The stimulus package of early 2021 has contributed to inflation by causing a rise in the rates of long-term interest.
This has an effect on the borrowing power of the U.S government.
They must spend money on infrastructure, which inflation increases the cost of.
As a result, the Fed needs to be able to get low-interest rates.
If they get these low rates by buying Treasury Bonds that are good on a long-term basis, inflation could become an even bigger problem.
The bigger a problem it is, the higher oil prices are likely to go.
Inflation would have to be carefully controlled in order to lower the price of oil.
The other problem is that after an entire year of COVID, many smaller oil companies folded.
Even the large companies that survived lost a significant amount of revenue.
In order to keep going, they would have to make up for the lack of cash flow that COVID caused.
The way to do that would be to raise their prices.
Experts have predicted that once COVID is a thing of the past, oil prices will be considerably higher.
The end of the pandemic is expected to hit at least $100 a barrel.
The last time oil was that expensive was in 2014.
In the past, there were a total of five supercycles somehow related to oil.
The first lasted from the 1970s to the 1990s and was a result of the oil embargo of OPEC.
Those that feel there is currently another supercycle taking place right now have attributed it to not only recovering from the pandemic but also increasingly aggressive environmental policies around the world, and fiscal policies that are very accommodating of the oil industry.
The logic behind this dictates that oil companies will hustle to keep up with the newly increased demand, which will cause oil prices to continue to soar.
5. The Paris Climate Agreement
The Paris Climate Agreement states that nations aim to achieve net-zero emissions.
It encourages companies to use renewable sources for the things they would normally use oil for.
The high price of oil may lead companies to pour more money into both production and exploration.
This is the exact opposite of what needs to be done to comply with the agreement.
Countries whose governments are poor need oil prices to remain high.
The extra money means that governments can do more to please the people, increasing their reputation among the country’s residents.
As a result, these countries don’t want to switch from using oil to using renewable sources.
Underdeveloped countries will likely stay that way if they can’t keep oil prices as high as possible.
In general, advocates for climate control are fighting to keep oil prices high.
The idea is that this will discourage people from using their vehicles as much, leading to a decrease in emissions.
The increase in the use of electric vehicles is just as important.
As long as the price of oil is low, more people will prefer a traditional vehicle to an electric one.
When the price of oil is high, drivers may turn to electric vehicles as a better alternative.
When it comes to countries such as Mexico and Peru, fossil fuel taxes have been reversed due to the high price of oil.
There has been pressure for India to follow in their footsteps because, in all three countries, families have been struggling to survive financially and fossil fuel taxes only made their struggles worse.
Things got so bad in Brazil that in early 2021, the President fired the chief working for the country’s biggest oil-producing company.
This was done to prevent a huge spike in the price of oil.
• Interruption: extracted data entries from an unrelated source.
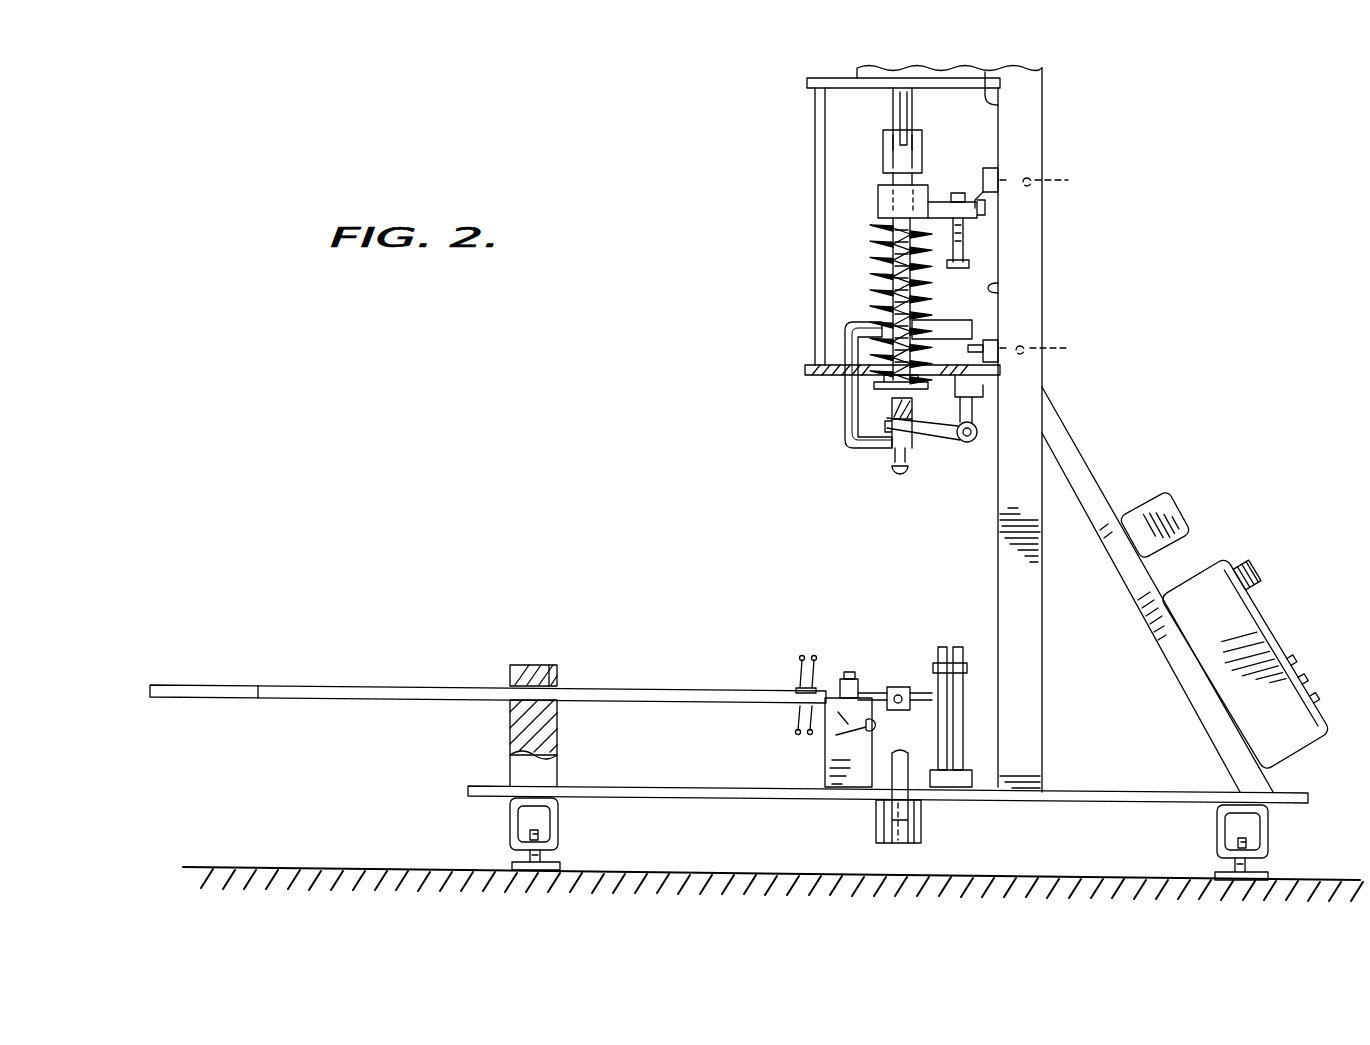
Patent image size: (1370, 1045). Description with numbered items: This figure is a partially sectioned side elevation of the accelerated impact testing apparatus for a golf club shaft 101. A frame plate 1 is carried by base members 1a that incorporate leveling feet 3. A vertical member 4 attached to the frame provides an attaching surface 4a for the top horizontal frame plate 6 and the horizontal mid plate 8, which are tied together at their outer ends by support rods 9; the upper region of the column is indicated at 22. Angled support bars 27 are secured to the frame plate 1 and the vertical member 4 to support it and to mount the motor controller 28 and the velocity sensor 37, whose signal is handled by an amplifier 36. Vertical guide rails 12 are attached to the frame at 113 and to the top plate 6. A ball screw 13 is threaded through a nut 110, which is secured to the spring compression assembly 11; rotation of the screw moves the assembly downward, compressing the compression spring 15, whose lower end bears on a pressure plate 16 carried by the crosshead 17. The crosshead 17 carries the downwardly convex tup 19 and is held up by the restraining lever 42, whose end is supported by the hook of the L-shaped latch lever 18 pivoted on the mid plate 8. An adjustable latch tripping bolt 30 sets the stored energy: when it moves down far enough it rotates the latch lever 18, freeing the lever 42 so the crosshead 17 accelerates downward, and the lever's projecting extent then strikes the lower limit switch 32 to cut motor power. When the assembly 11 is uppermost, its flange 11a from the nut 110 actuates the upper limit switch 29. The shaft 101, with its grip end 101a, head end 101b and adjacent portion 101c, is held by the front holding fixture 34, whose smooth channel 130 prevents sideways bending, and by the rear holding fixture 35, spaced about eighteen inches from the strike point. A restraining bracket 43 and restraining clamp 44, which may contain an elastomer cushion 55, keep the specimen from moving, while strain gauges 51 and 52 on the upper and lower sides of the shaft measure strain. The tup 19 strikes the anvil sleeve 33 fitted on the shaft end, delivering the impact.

The frame plate 1 is at (462, 796).
The base members 1a is at (560, 814).
The leveling feet 3 is at (555, 862).
The vertical member 4 is at (1020, 456).
The attaching surface 4a is at (1000, 290).
The top horizontal frame plate 6 is at (807, 86).
The horizontal frame mid plate 8 is at (805, 362).
The support rods 9 is at (815, 184).
The spring compression assembly 11 is at (870, 214).
The flange 11a is at (985, 208).
The guide rails 12 is at (912, 117).
The ball screw 13 is at (885, 298).
The compression spring 15 is at (870, 269).
The pressure plate 16 is at (880, 386).
The crosshead 17 is at (892, 402).
The latch lever 18 is at (847, 430).
The tup 19 is at (896, 474).
The column top 22 is at (1000, 103).
The angled support bars 27 is at (1162, 624).
The motor controller 28 is at (1243, 623).
The upper limit switch 29 is at (990, 168).
The latch tripping bolt 30 is at (965, 240).
The lower limit switch 32 is at (983, 343).
The anvil sleeve 33 is at (887, 699).
The front holding fixture 34 is at (830, 770).
The rear holding fixture 35 is at (510, 743).
The amplifier 36 is at (960, 670).
The velocity sensor 37 is at (1166, 508).
The restraining lever 42 is at (938, 440).
The restraining bracket 43 is at (840, 683).
The restraining clamp 44 is at (510, 667).
The strain gauge 51 is at (795, 690).
The strain gauge 52 is at (795, 712).
The elastomer cushion 55 is at (557, 733).
The golf club shaft 101 is at (660, 690).
The first end 101a is at (201, 685).
The second end 101b is at (925, 706).
The shaft end portion 101c is at (868, 697).
The nut 110 is at (878, 197).
The frame attachment 113 is at (882, 814).
The channel 130 is at (865, 728).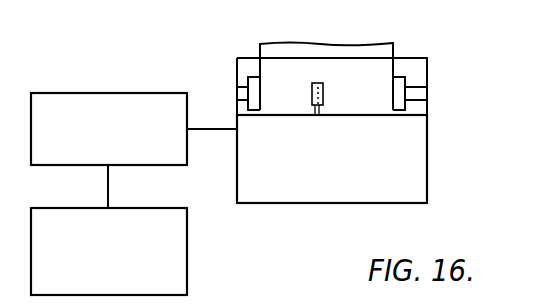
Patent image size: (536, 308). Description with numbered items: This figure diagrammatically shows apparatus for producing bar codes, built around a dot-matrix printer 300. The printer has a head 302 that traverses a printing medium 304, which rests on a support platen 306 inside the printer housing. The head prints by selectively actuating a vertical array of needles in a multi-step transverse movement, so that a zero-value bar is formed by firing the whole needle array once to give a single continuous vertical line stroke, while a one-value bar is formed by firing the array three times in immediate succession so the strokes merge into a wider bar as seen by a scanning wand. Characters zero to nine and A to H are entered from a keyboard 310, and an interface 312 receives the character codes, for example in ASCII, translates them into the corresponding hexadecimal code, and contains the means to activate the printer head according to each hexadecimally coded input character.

The dot-matrix printer 300 is at (428, 160).
The head 302 is at (311, 98).
The printing medium 304 is at (378, 52).
The support platen 306 is at (400, 80).
The keyboard 310 is at (188, 251).
The interface 312 is at (85, 93).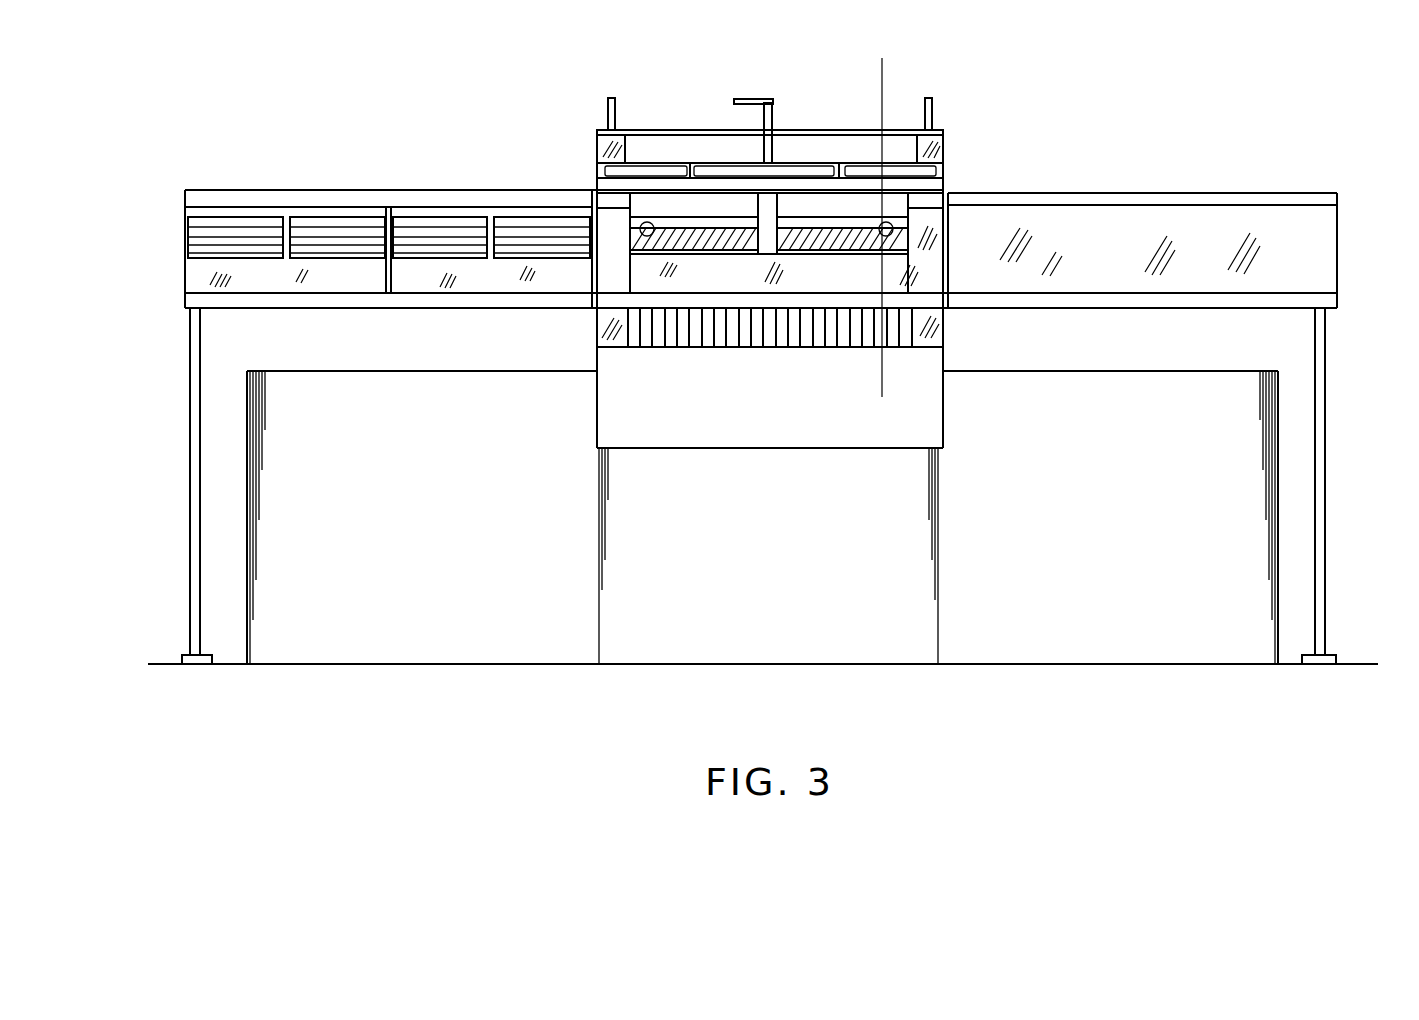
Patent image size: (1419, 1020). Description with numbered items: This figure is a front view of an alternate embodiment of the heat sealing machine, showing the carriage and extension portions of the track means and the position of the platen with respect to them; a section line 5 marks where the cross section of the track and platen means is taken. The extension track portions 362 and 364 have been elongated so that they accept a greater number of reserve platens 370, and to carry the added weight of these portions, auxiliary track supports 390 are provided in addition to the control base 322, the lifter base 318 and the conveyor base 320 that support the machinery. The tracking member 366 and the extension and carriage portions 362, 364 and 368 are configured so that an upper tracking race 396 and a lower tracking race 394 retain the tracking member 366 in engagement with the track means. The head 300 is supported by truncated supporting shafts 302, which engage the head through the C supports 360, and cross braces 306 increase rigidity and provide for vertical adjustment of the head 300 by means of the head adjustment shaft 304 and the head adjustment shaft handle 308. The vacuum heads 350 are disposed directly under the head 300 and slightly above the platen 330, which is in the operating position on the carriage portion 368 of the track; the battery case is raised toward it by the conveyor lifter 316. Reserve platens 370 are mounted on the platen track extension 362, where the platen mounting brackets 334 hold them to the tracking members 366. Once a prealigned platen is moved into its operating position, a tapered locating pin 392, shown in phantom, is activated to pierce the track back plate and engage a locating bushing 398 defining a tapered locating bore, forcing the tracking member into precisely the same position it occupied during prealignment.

The section line 5- 5 is at (920, 397).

Petrobas, an oil company that operates in Brazil, lost $40 million the previous decade and hadn’t been able to fully recover from the loss.
Even in the U.K., the government gave companies producing oil, a tax break just before the pandemic brought on by COVID began.
In March 2021, the Suez Canal Crisis led to a sudden rise in the cost of oil.
The vessel that had been blocking it was finally free, making it possible to complete the delivery of crude oil.
Under normal circumstances, the Suez Canal allows for the passage of almost two million barrels of oil per day.
The price of oil rises and falls due to many factors.
Some of these factors can be predicted, while others come as a surprise.
But either way, oil is an important part of the world’s economy.
It remains to be seen how much that will change in the near future.